Son dirigeant, Guennadi Ziouganov, a fait état de fraudes massives dans plusieurs régions et affirmé que le pays n’avait « jamais connu une élection aussi sale ».
La campagne électorale a été marquée par « une compétition politique limitée et un manque d’impartialité », ont rapporté les observateurs de l’Organisation pour la sécurité et la coopération en Europe (OSCE).
Le décompte des voix a été caractérisé par des violations fréquentes de la procédure, avec notamment des indications de bourrage d’urnes, écrivent-ils dans leur rapport préliminaire.
Le président Medvedev, dont la position pourrait être fragilisée après ce revers électoral, a rejeté les accusations de fraude électorale lancées par l’opposition.
Poutine conserve son statut de favori
Si Vladimir Poutine conserve son statut de grand favori de l’élection présidentielle de mars, les résultats de dimanche sont le signe d’un certain déclin de son aura. ( )
De nombreux électeurs critiquent la corruption endémique et s’inquiètent de l’écart grandissant entre les classes aisées et défavorisées en Russie.

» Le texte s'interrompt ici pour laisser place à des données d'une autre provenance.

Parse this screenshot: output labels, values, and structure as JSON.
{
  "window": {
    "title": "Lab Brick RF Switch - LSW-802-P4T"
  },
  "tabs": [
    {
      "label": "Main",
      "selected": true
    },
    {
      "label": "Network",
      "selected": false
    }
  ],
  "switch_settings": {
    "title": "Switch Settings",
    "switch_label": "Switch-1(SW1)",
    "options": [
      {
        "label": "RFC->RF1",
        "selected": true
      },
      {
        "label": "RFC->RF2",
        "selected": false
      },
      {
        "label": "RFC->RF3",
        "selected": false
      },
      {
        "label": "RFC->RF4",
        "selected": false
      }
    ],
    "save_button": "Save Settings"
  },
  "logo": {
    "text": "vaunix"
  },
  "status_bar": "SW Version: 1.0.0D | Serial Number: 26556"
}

“De nombreux Russes ont voté contre le système et Poutine est à la tête de ce système”, souligne Stanislav Kucher, chroniqueur à la radio Kommersant.
“Ces élections sont sans précédent parce qu’elles se sont déroulées sur fond d’effondrement de la confiance dans Poutine, Medvedev et le parti au pouvoir”, renchérit Vladimir Rijkov, membre de l’opposition libérale.
Il prédit que l’élection présidentielle de mars tournera “à la crise politique de grande ampleur en raison de la déception, de la frustration et du désenchantement, avec un vote de protestation encore plus fort”.
Vladimir Poutine reste néanmoins, et de loin, la personnalité politique la plus appréciée. L’issue du scrutin présidentiel de mars ne fait guère de doute et le futur chef de l’Etat a fait savoir en septembre qu’il céderait alors la tête du gouvernement au président sortant Dmitri Medvedev.
Beaucoup d’électeurs redoutent que le retour programmé de Poutine au Kremlin ne soit synonyme de stagnation économique et politique. “Il a créé un système dans lequel lui seul peut être président, un système où lui seul peut diriger”, estime Grigori Iavlinski, fondateur du parti Iabloko.